Il y a des affaires dans la vie qui se traitent dans un bureau, des disputes qui se finissent sous la couette, des règlements qui se font sous le manteau, des accords qui se scellent d’une poignée de mains et puis il y a tout se qui se partage autour d’un tonneau.
Car le tonneau ne l’oublions pas fut une invention Gauloise qu’ils utilisaient pour stocker la cervoise.
Les romains envahissant la Gaule se saisirent des Gaulois, de l’idée et de l’objet pour stocker et transporter les vins. Sauf dans un petit village où une poignée d’irréductibles Gaulois…….mais ça, c’est une autre histoire.
Mais finalement l’histoire continue car les tonneaux sont au J’GO ce que ces irréductibles Gaulois étaient aux Romains, le refus d’un seul et même empire, d’un seul et même goût, d’une seule et même marque.

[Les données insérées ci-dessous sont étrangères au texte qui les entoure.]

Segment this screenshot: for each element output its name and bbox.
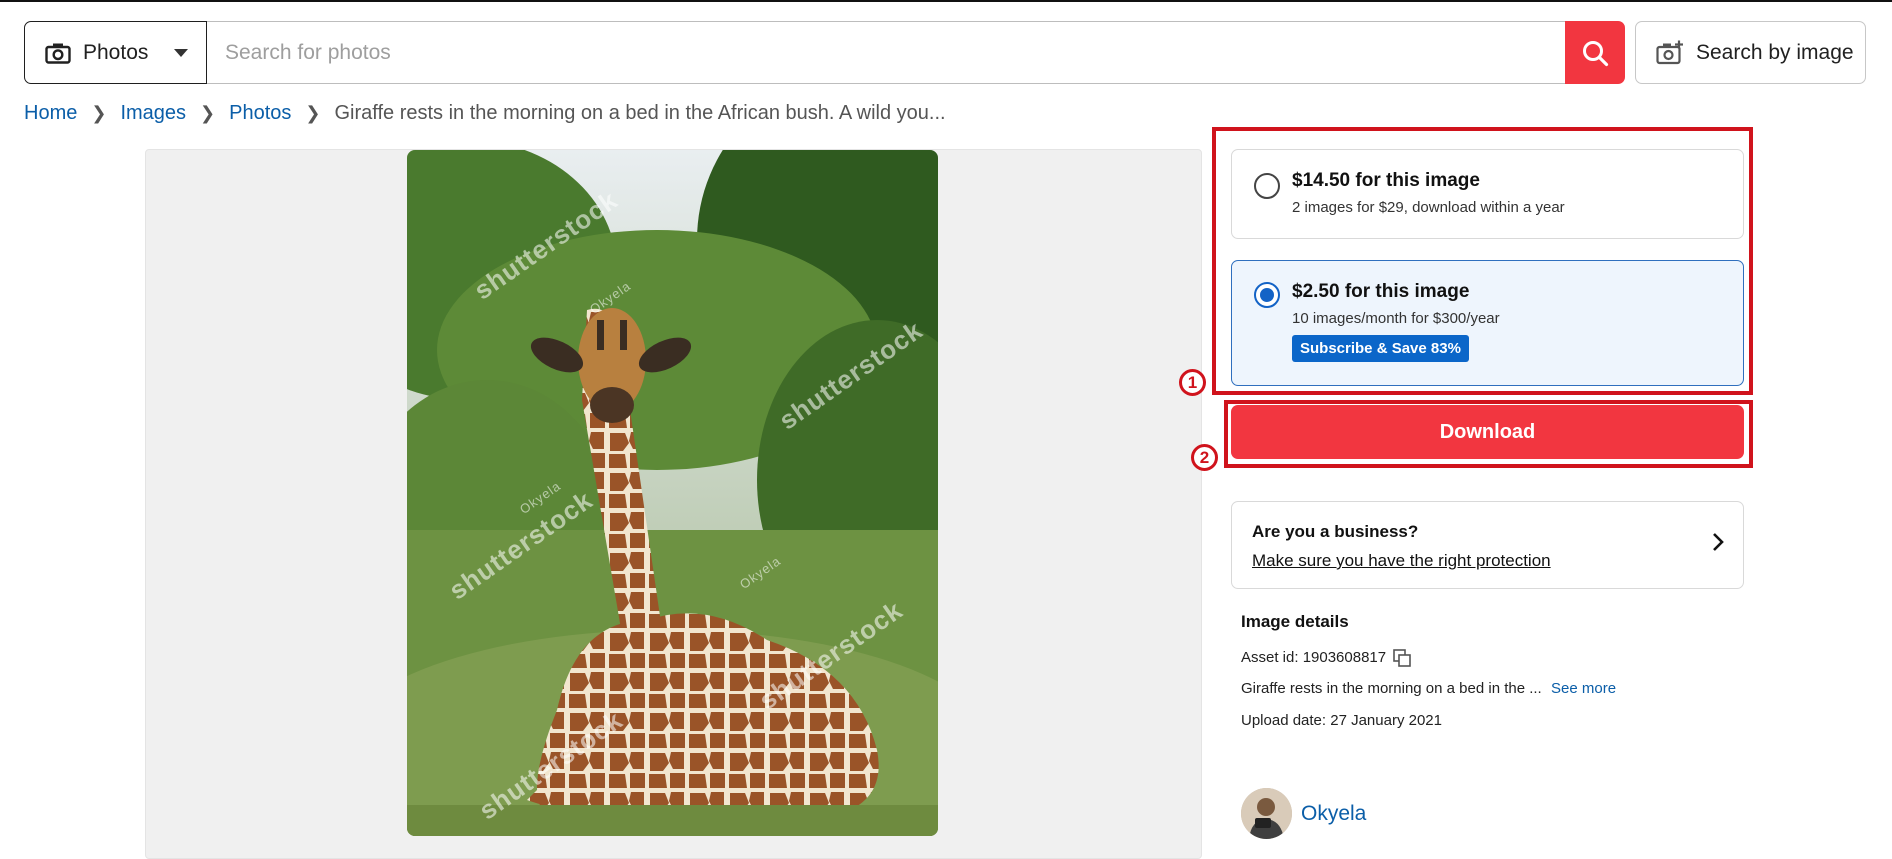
upload-date: Upload date: 27 January 2021 xyxy=(1241,712,1442,729)
search-input[interactable] xyxy=(207,21,1565,84)
avatar[interactable] xyxy=(1241,788,1292,839)
media-type-label: Photos xyxy=(83,40,149,64)
breadcrumb: Home ❯ Images ❯ Photos ❯ Giraffe rests i… xyxy=(24,99,946,127)
image-search-icon xyxy=(1656,40,1683,64)
price-option-single[interactable]: $14.50 for this image 2 images for $29, … xyxy=(1231,149,1744,239)
business-title: Are you a business? xyxy=(1252,522,1419,541)
copy-icon[interactable] xyxy=(1393,649,1411,667)
breadcrumb-images[interactable]: Images xyxy=(120,102,186,125)
chevron-right-icon: ❯ xyxy=(200,102,216,123)
radio-button[interactable] xyxy=(1254,173,1280,199)
image-details-title: Image details xyxy=(1241,612,1349,631)
annotation-marker-1: 1 xyxy=(1179,369,1206,396)
chevron-down-icon xyxy=(174,48,188,57)
chevron-right-icon: ❯ xyxy=(91,102,107,123)
business-protection-link[interactable]: Make sure you have the right protection xyxy=(1252,551,1551,571)
price-subtitle: 2 images for $29, download within a year xyxy=(1292,199,1565,216)
giraffe-photo[interactable]: shutterstock shutterstock shutterstock s… xyxy=(407,150,938,836)
chevron-right-icon: ❯ xyxy=(305,102,321,123)
breadcrumb-home[interactable]: Home xyxy=(24,102,77,125)
download-button[interactable]: Download xyxy=(1231,405,1744,459)
price-title: $14.50 for this image xyxy=(1292,170,1480,191)
price-title: $2.50 for this image xyxy=(1292,281,1470,302)
image-description: Giraffe rests in the morning on a bed in… xyxy=(1241,680,1542,697)
asset-id: Asset id: 1903608817 xyxy=(1241,649,1387,666)
chevron-right-icon xyxy=(1713,533,1724,551)
radio-button-selected[interactable] xyxy=(1254,282,1280,308)
breadcrumb-current: Giraffe rests in the morning on a bed in… xyxy=(334,101,946,124)
subscribe-save-badge: Subscribe & Save 83% xyxy=(1292,335,1469,362)
price-subtitle: 10 images/month for $300/year xyxy=(1292,310,1500,327)
search-icon xyxy=(1583,40,1609,66)
business-promo-card[interactable]: Are you a business? Make sure you have t… xyxy=(1231,501,1744,589)
search-by-image-label: Search by image xyxy=(1696,40,1854,64)
top-border xyxy=(0,0,1892,2)
annotation-marker-2: 2 xyxy=(1191,444,1218,471)
search-bar: Photos xyxy=(24,21,1625,84)
contributor[interactable]: Okyela xyxy=(1241,788,1366,839)
see-more-link[interactable]: See more xyxy=(1551,680,1616,697)
camera-icon xyxy=(45,43,71,64)
price-option-subscription[interactable]: $2.50 for this image 10 images/month for… xyxy=(1231,260,1744,386)
media-type-dropdown[interactable]: Photos xyxy=(24,21,207,84)
search-button[interactable] xyxy=(1565,21,1625,84)
search-by-image-button[interactable]: Search by image xyxy=(1635,21,1866,84)
contributor-name[interactable]: Okyela xyxy=(1301,802,1366,826)
breadcrumb-photos[interactable]: Photos xyxy=(229,102,291,125)
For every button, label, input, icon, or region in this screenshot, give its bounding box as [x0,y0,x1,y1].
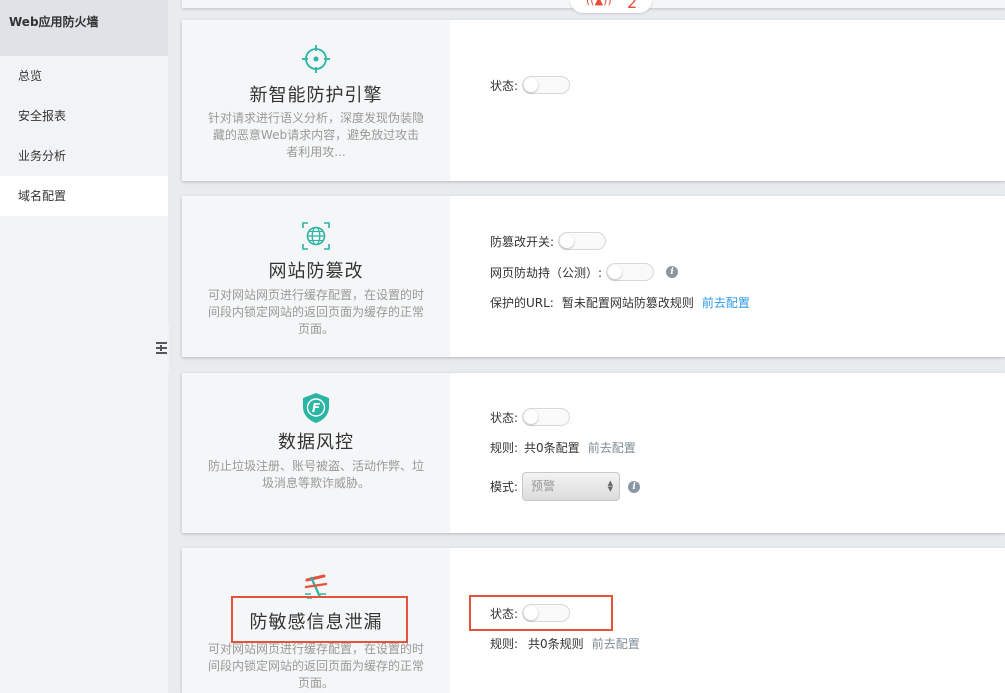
main-content: ((▲)) 2 新智能防护引擎 针对请求进行语义分析，深度发现伪装隐藏的恶意We… [168,0,1005,693]
protected-url-label: 保护的URL: [490,296,554,310]
target-icon [182,44,450,74]
rule-row: 规则: 共0条规则 前去配置 [490,635,640,652]
tamper-switch-row: 防篡改开关: [490,232,607,250]
sidebar-item-business-analysis[interactable]: 业务分析 [0,136,168,176]
card-settings: 防篡改开关: 网页防劫持（公测）: i 保护的URL: 暂未配置网站防篡改规则 … [450,196,1005,357]
sidebar-item-domain-config[interactable]: 域名配置 [0,176,168,216]
mode-label: 模式: [490,480,519,494]
globe-scan-icon [182,220,450,252]
info-icon[interactable]: i [666,266,679,278]
mode-row: 模式: 预警 ▲ ▼ i [490,472,641,501]
card-description: 可对网站网页进行缓存配置，在设置的时间段内锁定网站的返回页面为缓存的正常页面。 [208,288,425,336]
card-info: 新智能防护引擎 针对请求进行语义分析，深度发现伪装隐藏的恶意Web请求内容，避免… [182,20,450,181]
engine-status-toggle[interactable] [522,76,571,94]
tamper-switch-label: 防篡改开关: [490,234,555,249]
status-row: 状态: [490,408,571,426]
configure-link[interactable]: 前去配置 [588,439,636,456]
status-label: 状态: [490,410,519,425]
configure-link[interactable]: 前去配置 [592,635,640,652]
shield-f-icon: F [182,392,450,424]
protected-url-value: 暂未配置网站防篡改规则 [561,296,694,310]
sidebar-collapse-handle[interactable] [153,325,169,371]
notification-count: 2 [627,0,638,12]
rule-label: 规则: [490,441,519,455]
sidebar-item-overview[interactable]: 总览 [0,56,168,96]
notification-badge[interactable]: ((▲)) 2 [570,0,652,13]
highlight-box-title [231,596,408,643]
card-settings: 状态: [450,20,1005,181]
card-info: 网站防篡改 可对网站网页进行缓存配置，在设置的时间段内锁定网站的返回页面为缓存的… [182,196,450,357]
sidebar-item-security-report[interactable]: 安全报表 [0,96,168,136]
svg-text:F: F [312,401,321,415]
card-title: 数据风控 [278,432,354,453]
card-smart-engine: 新智能防护引擎 针对请求进行语义分析，深度发现伪装隐藏的恶意Web请求内容，避免… [182,20,1005,181]
status-row: 状态: [490,76,571,94]
card-title: 网站防篡改 [268,261,364,282]
bell-icon: ((▲)) [586,0,612,7]
mode-select[interactable]: 预警 ▲ ▼ [522,472,621,501]
info-icon[interactable]: i [628,480,641,493]
status-label: 状态: [490,78,519,93]
rule-value: 共0条配置 [524,441,580,455]
collapse-icon [155,342,167,354]
hijack-label: 网页防劫持（公测）: [490,265,603,280]
rule-row: 规则: 共0条配置 前去配置 [490,439,636,456]
card-description: 防止垃圾注册、账号被盗、活动作弊、垃圾消息等欺诈威胁。 [208,459,425,490]
card-description: 针对请求进行语义分析，深度发现伪装隐藏的恶意Web请求内容，避免放过攻击者利用攻… [208,111,425,159]
highlight-box-status [469,595,613,631]
card-title: 新智能防护引擎 [249,85,383,106]
tamper-switch-toggle[interactable] [558,232,607,250]
sidebar-title: Web应用防火墙 [0,0,168,56]
card-info: F 数据风控 防止垃圾注册、账号被盗、活动作弊、垃圾消息等欺诈威胁。 [182,373,450,533]
risk-status-toggle[interactable] [522,408,571,426]
hijack-toggle[interactable] [606,263,655,281]
rule-label: 规则: [490,637,519,651]
card-anti-tamper: 网站防篡改 可对网站网页进行缓存配置，在设置的时间段内锁定网站的返回页面为缓存的… [182,196,1005,357]
card-settings: 状态: 规则: 共0条配置 前去配置 模式: 预警 ▲ ▼ i [450,373,1005,533]
protected-url-row: 保护的URL: 暂未配置网站防篡改规则 前去配置 [490,294,750,311]
mode-select-value: 预警 [531,479,556,493]
card-data-risk-control: F 数据风控 防止垃圾注册、账号被盗、活动作弊、垃圾消息等欺诈威胁。 状态: 规… [182,373,1005,533]
configure-link[interactable]: 前去配置 [702,294,750,311]
select-arrows-icon: ▲ ▼ [607,479,614,493]
sidebar: Web应用防火墙 总览 安全报表 业务分析 域名配置 [0,0,168,693]
hijack-row: 网页防劫持（公测）: i [490,263,679,281]
rule-value: 共0条规则 [528,637,584,651]
card-description: 可对网站网页进行缓存配置，在设置的时间段内锁定网站的返回页面为缓存的正常页面。 [208,642,425,690]
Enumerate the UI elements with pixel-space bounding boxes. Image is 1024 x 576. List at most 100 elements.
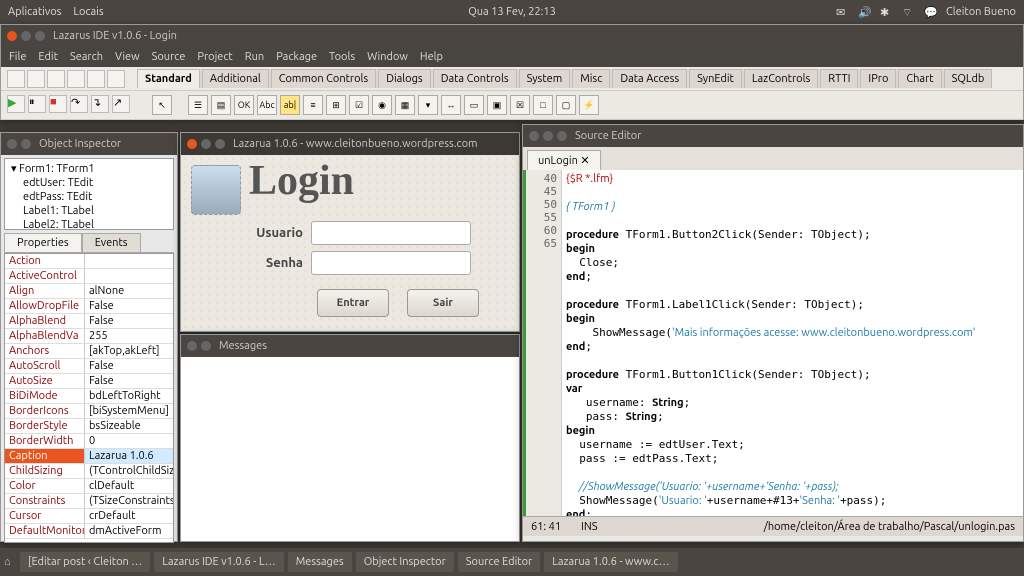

Le grand philosophe Grec, Diogène, qui vivait dans un tonneau dans le plus profond dénuement et qui se promenait en plein jour avec une lanterne allumée, en cherchant disait-il l’homme idéal auquel il ne croyait pas, croyait tout simplement à l’évidence et à la simplicité des choses et des gens.
Chaque rencontre était l’occasion d’affirmer sa défiance envers les apparences et ceux qui les entretiennent.
Curieusement les défiances et les apparences disparaissent autour d’un tonneau, espace de partage où la promiscuité du cercle devient convivialité.